I am wife and mother to 4 beautiful children....Tori almost 18, Zack 13, Brady 10, and Max 5. I love the Lord, and seek to be a wife and a mother that shines His glory every day to my husband and my children. This blog is a place to journal about my journey toward that goal! "Seek first the kingdom of God and all these things will be provided for you" Matthew 6:33
Wednesday, August 20, 2008
looking to serve
When I got to the table and got everything settled I turned around to go back and get our food and a man came up behind me and set down our tray. He said..."it looked like you had your hands full." I thanked him for being so kind and then had this thought.
Carrying that tray to my table was such a small thing, but it really blessed me. It made me ask myself...."am I always looking for ways to serve others?" The man saw a need, and acted on it quickly.
That is my prayer today.......For God to open my eyes to ways (even little ones) that I can serve others. And for me to act quickly. Not to think about it or ponder on it like I tend to do, but to just see a need and act.
Looking back now I wish I would have used that time to talk to Brayden about serving others and pointed out how kind that man was to us. Maybe he will still remember if I talk to him about it today.
Tuesday, August 19, 2008
Feelings
I am feeling tired.....I feel overwhelmed ....... I am not feeling very skinny......I don't feel very organized.....I actually have been feeling very distant from God spiritually at times.....I don't have as much time as I have in the past to really dig deep into the Word like I am used to. I don't feel filled with the Holy Spirit.

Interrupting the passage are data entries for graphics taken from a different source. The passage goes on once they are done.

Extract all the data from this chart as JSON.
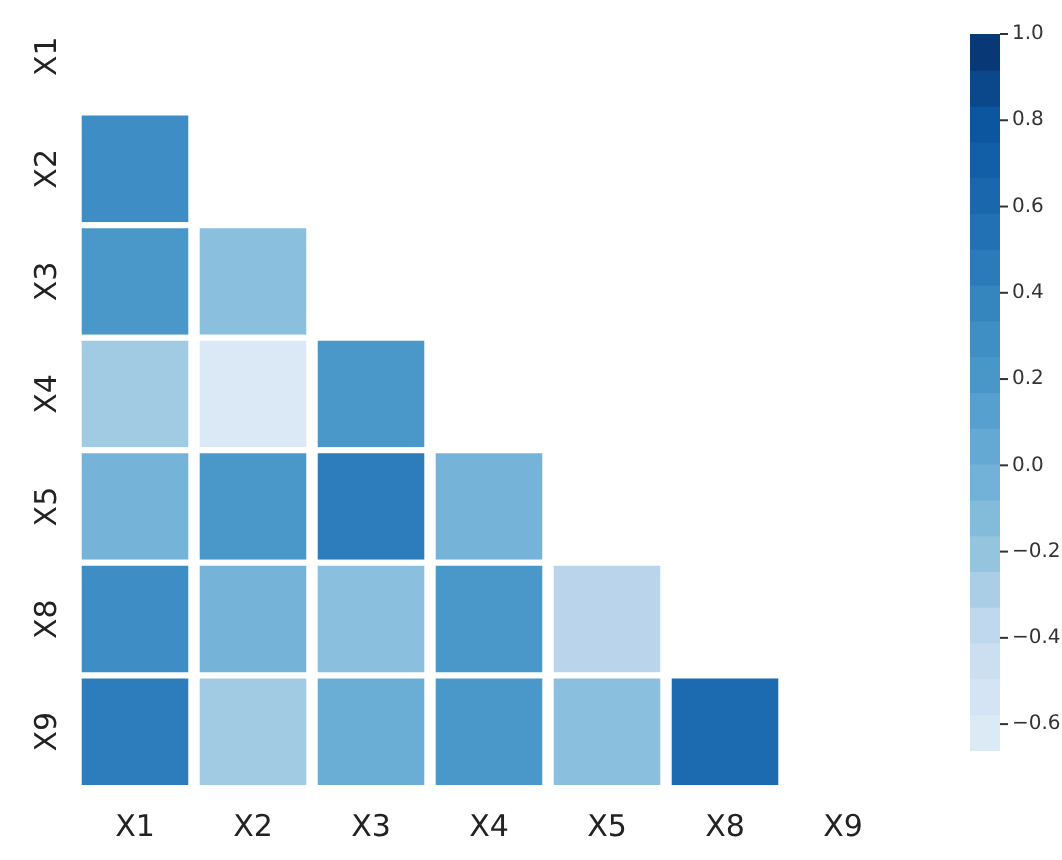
{
  "chart_data": {
    "type": "heatmap",
    "categories": [
      "X1",
      "X2",
      "X3",
      "X4",
      "X5",
      "X8",
      "X9"
    ],
    "y_categories": [
      "X1",
      "X2",
      "X3",
      "X4",
      "X5",
      "X8",
      "X9"
    ],
    "cells": [
      [
        null,
        null,
        null,
        null,
        null,
        null,
        null
      ],
      [
        0.3,
        null,
        null,
        null,
        null,
        null,
        null
      ],
      [
        0.2,
        -0.15,
        null,
        null,
        null,
        null,
        null
      ],
      [
        -0.25,
        -0.6,
        0.2,
        null,
        null,
        null,
        null
      ],
      [
        -0.05,
        0.2,
        0.45,
        -0.05,
        null,
        null,
        null
      ],
      [
        0.3,
        -0.05,
        -0.15,
        0.2,
        -0.35,
        null,
        null
      ],
      [
        0.45,
        -0.25,
        0.0,
        0.2,
        -0.15,
        0.6,
        null
      ]
    ],
    "clim": [
      -0.66,
      1.0
    ],
    "cticks": [
      {
        "value": -0.6,
        "label": "−0.6"
      },
      {
        "value": -0.4,
        "label": "−0.4"
      },
      {
        "value": -0.2,
        "label": "−0.2"
      },
      {
        "value": 0,
        "label": "0.0"
      },
      {
        "value": 0.2,
        "label": "0.2"
      },
      {
        "value": 0.4,
        "label": "0.4"
      },
      {
        "value": 0.6,
        "label": "0.6"
      },
      {
        "value": 0.8,
        "label": "0.8"
      },
      {
        "value": 1,
        "label": "1.0"
      }
    ]
  }
}
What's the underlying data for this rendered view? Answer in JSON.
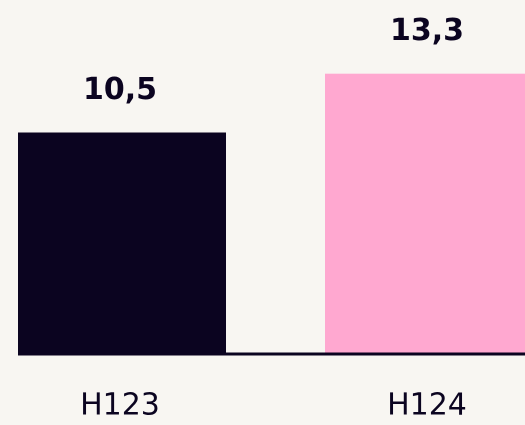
{
  "chart_data": {
    "type": "bar",
    "categories": [
      "H123",
      "H124"
    ],
    "values": [
      10.5,
      13.3
    ],
    "value_labels": [
      "10,5",
      "13,3"
    ],
    "colors": [
      "#0b0420",
      "#ffa8d0"
    ]
  }
}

As I said all these things to my friend the other day she pointed out the obvious thing that I didn't even hear myself saying over and over again......all these things are based on my "feelings".
Yesterday my husband and I went to Chili's and shared a big bacon cheese burger followed by a yummy dessert. When we were finished I felt so yuck and fat the rest of the day. This morning after eating all that I still got dressed feeling so "fat"! Well I wentto my son's orientation at school and a girl there complimented me on how great I looked. She said I didn't even look like I had had a baby. She and another girl went on and on about how great I looked already.
WOW!! All the sudden this afternoon I feel so skinny!!!!!!
Am I really any skinnier today than I was yesterday??? NO! The truth is I am only "feeling" one way or the other based on my circumstances, or even what someone else told me!
The same is true about my spiritual walk. I can not base my relationship with the Lord on my "feelings". I am just as filled with the Holy spirit now as I have always been. My circumstances may be different, and I am may not "feel" as spiritual as I may have at other times, but God is working in me all the time, and I need to speak and act in a way that reflects his righteousness all the time despite how I might be "feeling".
Tuesday, August 12, 2008
Good influence
Since we moved here last summer I have prayed for Victoria to find new friends. Because she was home schooled, this was a hard thing for her. In my prayers I would always ask that she find friends of good influence. Every time she is away from me I always pray that she be surrounded by good influence.
Well yesterday I came to the realization of something......good influence at Victoria's age is hard to find. Especially when limited to the idea that most of her friends are 12 and 13 years old. Instead, why not pray that she make the right choices in the midst of bad influence. I can also pray that she be a good influence to those she is around. I think this is a more realistic approach to praying for her. It also shows her that I have the confidence in her that she knows right from wrong and is mature enough to make the right decisions despite the influences around her. That is something she will benefit from even in her adult life.
Saturday, August 9, 2008
Max Isaiah
We named little Max what we did because Max means "strong leader". One thing my husband and I want for this little baby, that will someday be a man, is for him to be a strong leader. At the same time though, we named him Isaiah because it means "God is my helper". While we want Max to be a strong leader, we never want him (or any of our children) to forget that God is their helper and that they can do nothing without his help.